Desde
el momento en que el filósofo es un redomado maestro de la sospecha, a él se
aherroja el espectro letal de la así hogaño llamada paranoia, la cual, otrora,
por remota que esta concesión de la memoria sea, fue ominosamente significada como la
búsqueda del sentido. Todos parecemos haber olvidado que la profundidad está en
lo abierto. Está, como ya observara Kafka, muy lejos de aquí. Hoy, la
profundidad de la experiencia y la experiencia de la profundidad son
escamoteadas por un mal del pensar bifronte y polarizado -por cuanto sus dos
sobrehaces no demuestran visos de concordato posible, como mucho menos aún la
inclusión de un mediador en el espacio abisal que los dista-, consistente en la
permuta del espesamiento y lo epidérmico, el discurseo orfeónico de la hermenéutica
y la filodoxia buenista de la comunicabilidad, sin que, por lo demás, uno u
otro lleven a coalescencia su inhallable propósito; el de la concreción de lo
que sin vergüenza aspira al nombre de sentido.
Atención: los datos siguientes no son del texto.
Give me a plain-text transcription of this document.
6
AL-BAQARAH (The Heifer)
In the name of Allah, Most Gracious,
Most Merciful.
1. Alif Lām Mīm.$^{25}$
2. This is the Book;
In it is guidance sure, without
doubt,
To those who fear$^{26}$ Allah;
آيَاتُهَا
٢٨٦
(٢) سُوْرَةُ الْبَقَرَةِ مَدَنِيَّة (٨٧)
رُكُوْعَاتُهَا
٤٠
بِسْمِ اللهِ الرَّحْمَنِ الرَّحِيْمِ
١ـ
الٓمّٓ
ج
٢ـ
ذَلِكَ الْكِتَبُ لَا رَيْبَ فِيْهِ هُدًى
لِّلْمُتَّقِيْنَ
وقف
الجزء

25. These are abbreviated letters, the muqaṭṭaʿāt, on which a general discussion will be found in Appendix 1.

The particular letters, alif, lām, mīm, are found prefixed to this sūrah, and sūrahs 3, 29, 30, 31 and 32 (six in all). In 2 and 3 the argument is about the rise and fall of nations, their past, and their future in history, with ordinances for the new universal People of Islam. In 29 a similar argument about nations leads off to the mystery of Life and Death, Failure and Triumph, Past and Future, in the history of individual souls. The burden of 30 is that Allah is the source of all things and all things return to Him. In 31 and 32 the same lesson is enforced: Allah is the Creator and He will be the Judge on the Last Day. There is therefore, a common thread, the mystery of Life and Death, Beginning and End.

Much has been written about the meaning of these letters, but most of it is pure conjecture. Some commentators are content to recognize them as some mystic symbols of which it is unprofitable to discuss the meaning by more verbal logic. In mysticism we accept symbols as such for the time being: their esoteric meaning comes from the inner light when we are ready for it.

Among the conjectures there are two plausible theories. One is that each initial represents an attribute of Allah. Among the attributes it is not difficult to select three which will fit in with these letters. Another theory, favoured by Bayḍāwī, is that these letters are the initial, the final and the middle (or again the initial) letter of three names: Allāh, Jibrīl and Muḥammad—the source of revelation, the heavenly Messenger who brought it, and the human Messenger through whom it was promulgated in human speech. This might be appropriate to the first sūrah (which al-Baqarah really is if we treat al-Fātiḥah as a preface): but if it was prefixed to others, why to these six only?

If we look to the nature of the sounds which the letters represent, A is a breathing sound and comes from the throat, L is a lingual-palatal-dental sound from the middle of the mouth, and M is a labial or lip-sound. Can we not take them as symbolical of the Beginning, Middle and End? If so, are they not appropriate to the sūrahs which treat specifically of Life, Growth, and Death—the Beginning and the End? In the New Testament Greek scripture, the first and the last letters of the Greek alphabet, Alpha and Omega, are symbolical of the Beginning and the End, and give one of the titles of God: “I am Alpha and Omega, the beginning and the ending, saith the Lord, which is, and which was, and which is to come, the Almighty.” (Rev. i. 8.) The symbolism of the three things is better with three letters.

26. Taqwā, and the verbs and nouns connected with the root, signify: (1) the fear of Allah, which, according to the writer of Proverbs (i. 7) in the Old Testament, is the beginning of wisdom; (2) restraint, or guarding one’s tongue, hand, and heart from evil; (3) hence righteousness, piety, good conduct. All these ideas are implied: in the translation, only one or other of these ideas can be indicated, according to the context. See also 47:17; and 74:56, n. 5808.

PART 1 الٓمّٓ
El bloomeano confeso Richard
Rorty, en un breve artículo de factura reciente, observa, en lo concerniente a
la buena práctica de la crítica literaria, esto que sigue:
“Good criticism is a matter of
bouncing some of the books you have read off the rest of the books you have
read [...] Fortunately, deconstructing texts is now as obsolete as spotting
Christ-figures or vagina-symbols”.
Afortunadamente
o no, no se le oculta al lector avezado de hoy que el lenguaje acomodaticio,
nostálgico a la par que reaccionario, y gremial por todo cuanto hay en él de
elitista; el lenguaje, digo, de los intermediarios remendones del espíritu y la
psique, no corre en paralelo –ni siquiera remotamente a la zaga- a la
trepidante vereda de las experiencias estéticas actuales: éstas han repelido la
infestación del significado sobrevenido, esa laboriosidad reparona del
pensamiento a pie de página que, no satisfecha con alumbrar obras desventradas
por una conceptuosidad enteramente sustentada en la zona inerte de la
adhocidad, a menudo se arroga también la potestad de anexar la evanescente
promesa de lo edificante a su moroso discurso. Los retretes de la opinión
pública o, si se quiere, los opinaderos municipales que tanto arregosto destilan
para el periodismo, no quedan muy lejos en arbitrariedad de las locuras
pompeyanas de la gremial filosofía del cenáculo hermeneuta, aquellos y éstas,
felizmente instalados ambos como están en su reluctancia cuan irrestañable es,
se encordelan sólo en la inhabilidad para enarbolar una micrología fáctica de
los afloramientos estéticos del presente. La fatal nostalgia por lo perdu, y lo perdido es siempre implicite la falsedad de lo originario, lastra
los aparejos especializados de quienes regulan la memoria de la obra por la
metonimia voraz del mitologema, mientras que, en el colmo de lo disímil, el pseudopensamiento
de la sobreexposición comunicativa condesciende en la crasa e irrestricta
propagación de sí mismo, con indistinción respecto de la conjetura de un
depósito del sentido al cual acaso pudiera prestigiar un imperativo digno de la
mejor causa. La tesis del sinsentido sólo sería tanto más verdadera cuanto que
su contrario varase en la inflación; la detección del sentido sólo tendría
sentido en la multiplicidad de sentidos inidénticos. Olvido del sentido y estrés
sígnico, iterativamente, se asimilan; más que eso, sólo perduran por mor de una
suspensión mutua que viabilizaría una intermediación manumitidora. El
gesto anti-nihilista par excellence,
el nietzscheano, que juzga todo cuanto hay y pueda haber como apariencia,
prescindiendo del pernicioso allende dador de sentido impostado; sugiere, ya
que no abiertamente postula, un sí a la preeminencia del objeto sobre el
sujeto, un sí que nace en la obra y va a morir naturalmente en ella. A la obra que lo mismo repele tanto como se nutre de notas racionalizadoras,
sólo le caben las palabras expelidas desde su insondable núcleo, negativo por
propio concepto. No es estética el lenguaje sobre la obra, sino antes bien el
lenguaje en o desde ella.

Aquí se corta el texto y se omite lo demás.